Now we can design primers to amplify this molecule. Select from 101 to to 4004, anslysis…primer design…amplify selected…OK. The first product 3949 bp from 100 to 4048, will work just fine. Save it into the database and name it UBC11 P2 to P5 (group number). The sense primer is P2 and the antisense primer is P5. Save these by adding them to the oligo list and saving the from the list tot the database. Make sure that the P5 primer is the reverse complement to the initial sequence shown (matches the bottom strand of UBC11 P2 to P5). To check the entire strategy, go back to the UBC11 P1 to P6 file, add P2 and P5 to the motifs, and make sure they match at the right position and to the correct strand.
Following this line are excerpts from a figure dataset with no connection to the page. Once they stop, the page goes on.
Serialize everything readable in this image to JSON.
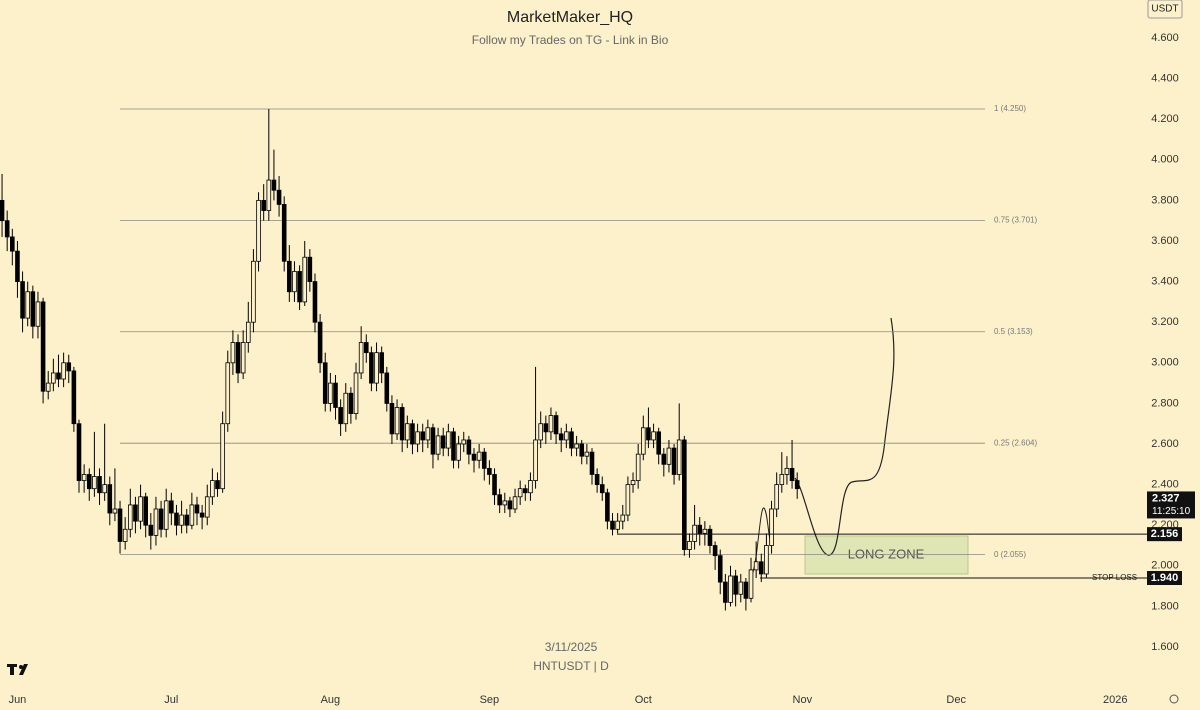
{
  "chart_data": {
    "type": "candlestick",
    "title": "MarketMaker_HQ",
    "subtitle": "Follow my Trades on TG - Link in Bio",
    "currency": "USDT",
    "date": "3/11/2025",
    "symbol": "HNTUSDT | D",
    "zone_label": "LONG ZONE",
    "countdown": "11:25:10",
    "up_color": "#fdf1cc",
    "down_color": "#000000",
    "xlim": [
      -0.4,
      222.8
    ],
    "xticks": [
      {
        "value": 3,
        "label": "Jun"
      },
      {
        "value": 33,
        "label": "Jul"
      },
      {
        "value": 64,
        "label": "Aug"
      },
      {
        "value": 95,
        "label": "Sep"
      },
      {
        "value": 125,
        "label": "Oct"
      },
      {
        "value": 156,
        "label": "Nov"
      },
      {
        "value": 186,
        "label": "Dec"
      },
      {
        "value": 217,
        "label": "2026"
      }
    ],
    "ylim": [
      1.413,
      4.787
    ],
    "yticks": [
      {
        "value": 1.6,
        "label": "1.600"
      },
      {
        "value": 1.8,
        "label": "1.800"
      },
      {
        "value": 2.0,
        "label": "2.000"
      },
      {
        "value": 2.2,
        "label": "2.200"
      },
      {
        "value": 2.4,
        "label": "2.400"
      },
      {
        "value": 2.6,
        "label": "2.600"
      },
      {
        "value": 2.8,
        "label": "2.800"
      },
      {
        "value": 3.0,
        "label": "3.000"
      },
      {
        "value": 3.2,
        "label": "3.200"
      },
      {
        "value": 3.4,
        "label": "3.400"
      },
      {
        "value": 3.6,
        "label": "3.600"
      },
      {
        "value": 3.8,
        "label": "3.800"
      },
      {
        "value": 4.0,
        "label": "4.000"
      },
      {
        "value": 4.2,
        "label": "4.200"
      },
      {
        "value": 4.4,
        "label": "4.400"
      },
      {
        "value": 4.6,
        "label": "4.600"
      }
    ],
    "fib_levels": [
      {
        "value": 4.25,
        "label": "1 (4.250)"
      },
      {
        "value": 3.701,
        "label": "0.75 (3.701)"
      },
      {
        "value": 3.153,
        "label": "0.5 (3.153)"
      },
      {
        "value": 2.604,
        "label": "0.25 (2.604)"
      },
      {
        "value": 2.055,
        "label": "0 (2.055)"
      }
    ],
    "last_price": {
      "value": 2.327,
      "label": "2.327"
    },
    "price_lines": [
      {
        "value": 2.156,
        "label": "2.156"
      },
      {
        "value": 1.94,
        "label": "1.940",
        "name": "STOP LOSS -"
      }
    ],
    "ohlc": [
      [
        3.8,
        3.93,
        3.62,
        3.7
      ],
      [
        3.7,
        3.75,
        3.55,
        3.62
      ],
      [
        3.62,
        3.66,
        3.48,
        3.55
      ],
      [
        3.55,
        3.6,
        3.32,
        3.4
      ],
      [
        3.4,
        3.45,
        3.15,
        3.22
      ],
      [
        3.22,
        3.4,
        3.18,
        3.35
      ],
      [
        3.35,
        3.38,
        3.12,
        3.18
      ],
      [
        3.18,
        3.35,
        3.12,
        3.3
      ],
      [
        3.3,
        3.32,
        2.8,
        2.86
      ],
      [
        2.86,
        2.96,
        2.82,
        2.9
      ],
      [
        2.9,
        3.02,
        2.86,
        2.95
      ],
      [
        2.95,
        3.04,
        2.88,
        2.92
      ],
      [
        2.92,
        3.05,
        2.88,
        3.0
      ],
      [
        3.0,
        3.04,
        2.9,
        2.96
      ],
      [
        2.96,
        2.98,
        2.66,
        2.7
      ],
      [
        2.7,
        2.72,
        2.36,
        2.42
      ],
      [
        2.42,
        2.5,
        2.36,
        2.45
      ],
      [
        2.45,
        2.48,
        2.32,
        2.38
      ],
      [
        2.38,
        2.66,
        2.34,
        2.44
      ],
      [
        2.44,
        2.48,
        2.3,
        2.36
      ],
      [
        2.36,
        2.7,
        2.32,
        2.4
      ],
      [
        2.4,
        2.44,
        2.2,
        2.26
      ],
      [
        2.26,
        2.48,
        2.22,
        2.28
      ],
      [
        2.28,
        2.32,
        2.06,
        2.12
      ],
      [
        2.12,
        2.24,
        2.08,
        2.18
      ],
      [
        2.18,
        2.38,
        2.14,
        2.3
      ],
      [
        2.3,
        2.34,
        2.16,
        2.22
      ],
      [
        2.22,
        2.4,
        2.18,
        2.34
      ],
      [
        2.34,
        2.36,
        2.14,
        2.2
      ],
      [
        2.2,
        2.26,
        2.08,
        2.15
      ],
      [
        2.15,
        2.34,
        2.1,
        2.28
      ],
      [
        2.28,
        2.32,
        2.14,
        2.18
      ],
      [
        2.18,
        2.38,
        2.14,
        2.32
      ],
      [
        2.32,
        2.36,
        2.2,
        2.26
      ],
      [
        2.26,
        2.3,
        2.15,
        2.2
      ],
      [
        2.2,
        2.32,
        2.16,
        2.25
      ],
      [
        2.25,
        2.28,
        2.16,
        2.2
      ],
      [
        2.2,
        2.36,
        2.18,
        2.3
      ],
      [
        2.3,
        2.34,
        2.2,
        2.26
      ],
      [
        2.26,
        2.3,
        2.18,
        2.24
      ],
      [
        2.24,
        2.4,
        2.2,
        2.34
      ],
      [
        2.34,
        2.48,
        2.3,
        2.42
      ],
      [
        2.42,
        2.46,
        2.34,
        2.38
      ],
      [
        2.38,
        2.76,
        2.36,
        2.7
      ],
      [
        2.7,
        3.06,
        2.66,
        3.0
      ],
      [
        3.0,
        3.16,
        2.94,
        3.1
      ],
      [
        3.1,
        3.14,
        2.9,
        2.95
      ],
      [
        2.95,
        3.16,
        2.92,
        3.1
      ],
      [
        3.1,
        3.3,
        3.05,
        3.2
      ],
      [
        3.2,
        3.56,
        3.15,
        3.5
      ],
      [
        3.5,
        3.84,
        3.45,
        3.8
      ],
      [
        3.8,
        3.88,
        3.7,
        3.75
      ],
      [
        3.75,
        4.25,
        3.7,
        3.9
      ],
      [
        3.9,
        4.05,
        3.8,
        3.85
      ],
      [
        3.85,
        3.92,
        3.72,
        3.78
      ],
      [
        3.78,
        3.82,
        3.45,
        3.5
      ],
      [
        3.5,
        3.58,
        3.3,
        3.35
      ],
      [
        3.35,
        3.5,
        3.3,
        3.45
      ],
      [
        3.45,
        3.48,
        3.26,
        3.3
      ],
      [
        3.3,
        3.6,
        3.28,
        3.52
      ],
      [
        3.52,
        3.56,
        3.35,
        3.4
      ],
      [
        3.4,
        3.44,
        3.15,
        3.2
      ],
      [
        3.2,
        3.24,
        2.95,
        3.0
      ],
      [
        3.0,
        3.05,
        2.76,
        2.8
      ],
      [
        2.8,
        2.95,
        2.76,
        2.9
      ],
      [
        2.9,
        2.94,
        2.72,
        2.78
      ],
      [
        2.78,
        2.82,
        2.64,
        2.7
      ],
      [
        2.7,
        2.9,
        2.66,
        2.85
      ],
      [
        2.85,
        2.88,
        2.7,
        2.75
      ],
      [
        2.75,
        3.0,
        2.72,
        2.95
      ],
      [
        2.95,
        3.18,
        2.92,
        3.1
      ],
      [
        3.1,
        3.14,
        3.0,
        3.05
      ],
      [
        3.05,
        3.08,
        2.86,
        2.9
      ],
      [
        2.9,
        3.1,
        2.86,
        3.05
      ],
      [
        3.05,
        3.08,
        2.9,
        2.95
      ],
      [
        2.95,
        2.98,
        2.76,
        2.8
      ],
      [
        2.8,
        2.84,
        2.6,
        2.65
      ],
      [
        2.65,
        2.82,
        2.62,
        2.78
      ],
      [
        2.78,
        2.8,
        2.56,
        2.62
      ],
      [
        2.62,
        2.74,
        2.58,
        2.7
      ],
      [
        2.7,
        2.72,
        2.55,
        2.6
      ],
      [
        2.6,
        2.7,
        2.56,
        2.66
      ],
      [
        2.66,
        2.7,
        2.56,
        2.62
      ],
      [
        2.62,
        2.72,
        2.58,
        2.68
      ],
      [
        2.68,
        2.7,
        2.48,
        2.55
      ],
      [
        2.55,
        2.68,
        2.52,
        2.64
      ],
      [
        2.64,
        2.68,
        2.54,
        2.58
      ],
      [
        2.58,
        2.7,
        2.54,
        2.66
      ],
      [
        2.66,
        2.68,
        2.48,
        2.52
      ],
      [
        2.52,
        2.64,
        2.48,
        2.6
      ],
      [
        2.6,
        2.66,
        2.56,
        2.62
      ],
      [
        2.62,
        2.64,
        2.5,
        2.55
      ],
      [
        2.55,
        2.58,
        2.46,
        2.52
      ],
      [
        2.52,
        2.6,
        2.48,
        2.56
      ],
      [
        2.56,
        2.58,
        2.42,
        2.48
      ],
      [
        2.48,
        2.52,
        2.4,
        2.45
      ],
      [
        2.45,
        2.48,
        2.3,
        2.35
      ],
      [
        2.35,
        2.38,
        2.26,
        2.3
      ],
      [
        2.3,
        2.36,
        2.26,
        2.32
      ],
      [
        2.32,
        2.34,
        2.24,
        2.28
      ],
      [
        2.28,
        2.38,
        2.26,
        2.34
      ],
      [
        2.34,
        2.42,
        2.3,
        2.38
      ],
      [
        2.38,
        2.4,
        2.32,
        2.36
      ],
      [
        2.36,
        2.46,
        2.32,
        2.42
      ],
      [
        2.42,
        2.98,
        2.38,
        2.62
      ],
      [
        2.62,
        2.76,
        2.58,
        2.7
      ],
      [
        2.7,
        2.74,
        2.6,
        2.66
      ],
      [
        2.66,
        2.78,
        2.62,
        2.74
      ],
      [
        2.74,
        2.76,
        2.6,
        2.65
      ],
      [
        2.65,
        2.68,
        2.56,
        2.62
      ],
      [
        2.62,
        2.7,
        2.58,
        2.66
      ],
      [
        2.66,
        2.68,
        2.54,
        2.58
      ],
      [
        2.58,
        2.64,
        2.54,
        2.6
      ],
      [
        2.6,
        2.62,
        2.5,
        2.54
      ],
      [
        2.54,
        2.6,
        2.5,
        2.56
      ],
      [
        2.56,
        2.58,
        2.4,
        2.45
      ],
      [
        2.45,
        2.48,
        2.36,
        2.4
      ],
      [
        2.4,
        2.44,
        2.32,
        2.36
      ],
      [
        2.36,
        2.38,
        2.18,
        2.22
      ],
      [
        2.22,
        2.26,
        2.15,
        2.18
      ],
      [
        2.18,
        2.26,
        2.16,
        2.22
      ],
      [
        2.22,
        2.3,
        2.18,
        2.25
      ],
      [
        2.25,
        2.44,
        2.22,
        2.4
      ],
      [
        2.4,
        2.46,
        2.36,
        2.42
      ],
      [
        2.42,
        2.6,
        2.38,
        2.55
      ],
      [
        2.55,
        2.74,
        2.52,
        2.68
      ],
      [
        2.68,
        2.78,
        2.58,
        2.62
      ],
      [
        2.62,
        2.7,
        2.58,
        2.66
      ],
      [
        2.66,
        2.68,
        2.5,
        2.55
      ],
      [
        2.55,
        2.58,
        2.44,
        2.5
      ],
      [
        2.5,
        2.62,
        2.46,
        2.58
      ],
      [
        2.58,
        2.6,
        2.4,
        2.45
      ],
      [
        2.45,
        2.8,
        2.42,
        2.62
      ],
      [
        2.62,
        2.64,
        2.05,
        2.08
      ],
      [
        2.08,
        2.16,
        2.04,
        2.12
      ],
      [
        2.12,
        2.3,
        2.08,
        2.2
      ],
      [
        2.2,
        2.24,
        2.1,
        2.16
      ],
      [
        2.16,
        2.22,
        2.1,
        2.18
      ],
      [
        2.18,
        2.2,
        2.06,
        2.1
      ],
      [
        2.1,
        2.12,
        1.98,
        2.05
      ],
      [
        2.05,
        2.08,
        1.86,
        1.92
      ],
      [
        1.92,
        1.96,
        1.78,
        1.82
      ],
      [
        1.82,
        2.0,
        1.8,
        1.95
      ],
      [
        1.95,
        1.98,
        1.8,
        1.86
      ],
      [
        1.86,
        1.96,
        1.82,
        1.92
      ],
      [
        1.92,
        1.94,
        1.78,
        1.84
      ],
      [
        1.84,
        2.04,
        1.82,
        1.98
      ],
      [
        1.98,
        2.12,
        1.94,
        2.02
      ],
      [
        2.02,
        2.06,
        1.92,
        1.96
      ],
      [
        1.96,
        2.16,
        1.94,
        2.1
      ],
      [
        2.1,
        2.32,
        2.06,
        2.28
      ],
      [
        2.28,
        2.46,
        2.24,
        2.4
      ],
      [
        2.4,
        2.56,
        2.36,
        2.45
      ],
      [
        2.45,
        2.54,
        2.4,
        2.48
      ],
      [
        2.48,
        2.62,
        2.38,
        2.42
      ],
      [
        2.42,
        2.46,
        2.33,
        2.38
      ]
    ]
  }
}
Note: the primers you will use in this lab exercise were designed previously and correspond to the UBC11 oligos and DNA molecules in your database, and not necessarily to the oligos you just designed. Look at the files of 5’ flank, 3’ flank, P1 to P6, and P2 to P5 to determine what you should expect to see in gels of your PCR reactions.

HOMEWORK 4: Due by the start of class Friday December 7^th:

Part (a) Design PCR primers to create a deletion construct of the A. nidulans gene, AN2761 UBC4. You have a Vector NTI file of the Aspergillus genomic region containing this gene and the Af pyrG PCR Cassette in your database. Save the 5’ flank, 3’ flank, P1 to P6, and P2 to P5 DNA molecules (name them UBC4…(your initials). Save the primers as UBC4 P1 (your initials), P2 (your initials),…P6 (your initias). Save a copy of these files as archive files and turn them in by Friday, December 7, start of class..
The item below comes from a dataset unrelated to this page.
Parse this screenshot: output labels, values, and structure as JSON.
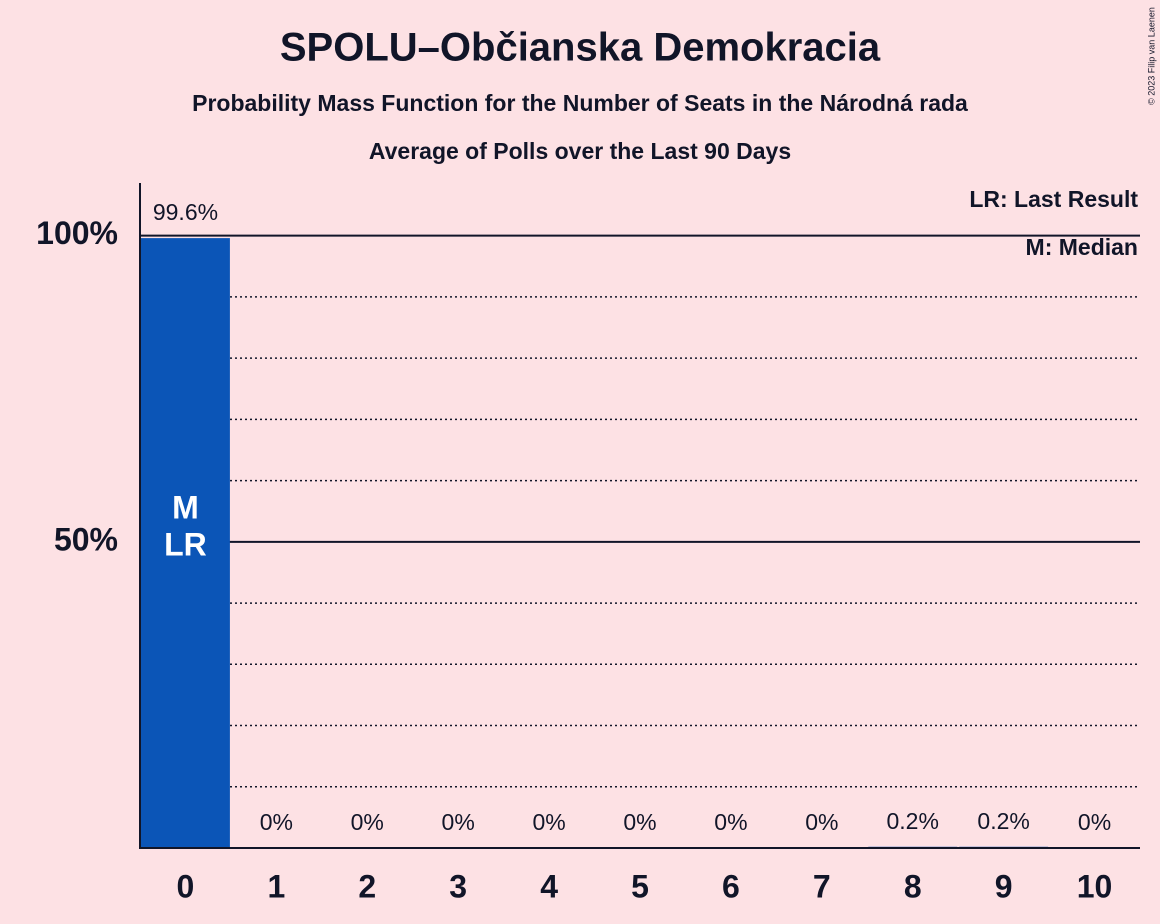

Part (b) Determine the size of the PCR products that will be detected during analysis of an Aspergillus transformant that was generated by homologous recombination of the UBC11 del P2 to P5 fusion product we generated in lab. To do this, select the entire UBC11 del P1 to P6 fragment and use the Anaysis, Primer Design, PCR Using Existing Oligos to generate three PCR poducts: 1) using primer pairs UBC11 del P1 + 3’ Reverse Af pyrG Cassette; 2) using primer pairs 5’ Forward Af pyrG Cassette + 3’ Reverse Af pyrG Cassette; 3) using primer pairs 5’ Forward Af pyrG Cassette and UBC11 del P6 (that’s three different PCR reactions). Save each PCR product as a file (1 = UBC11 del P1 to 3’ your initials Rev; 2 = UBC11 5’ For to 3’ Rev your initials; 3 = UBC11 5’ For to P6 your initials). Include these files in the archive you created for (a) and turn them in by the start of class of Friday.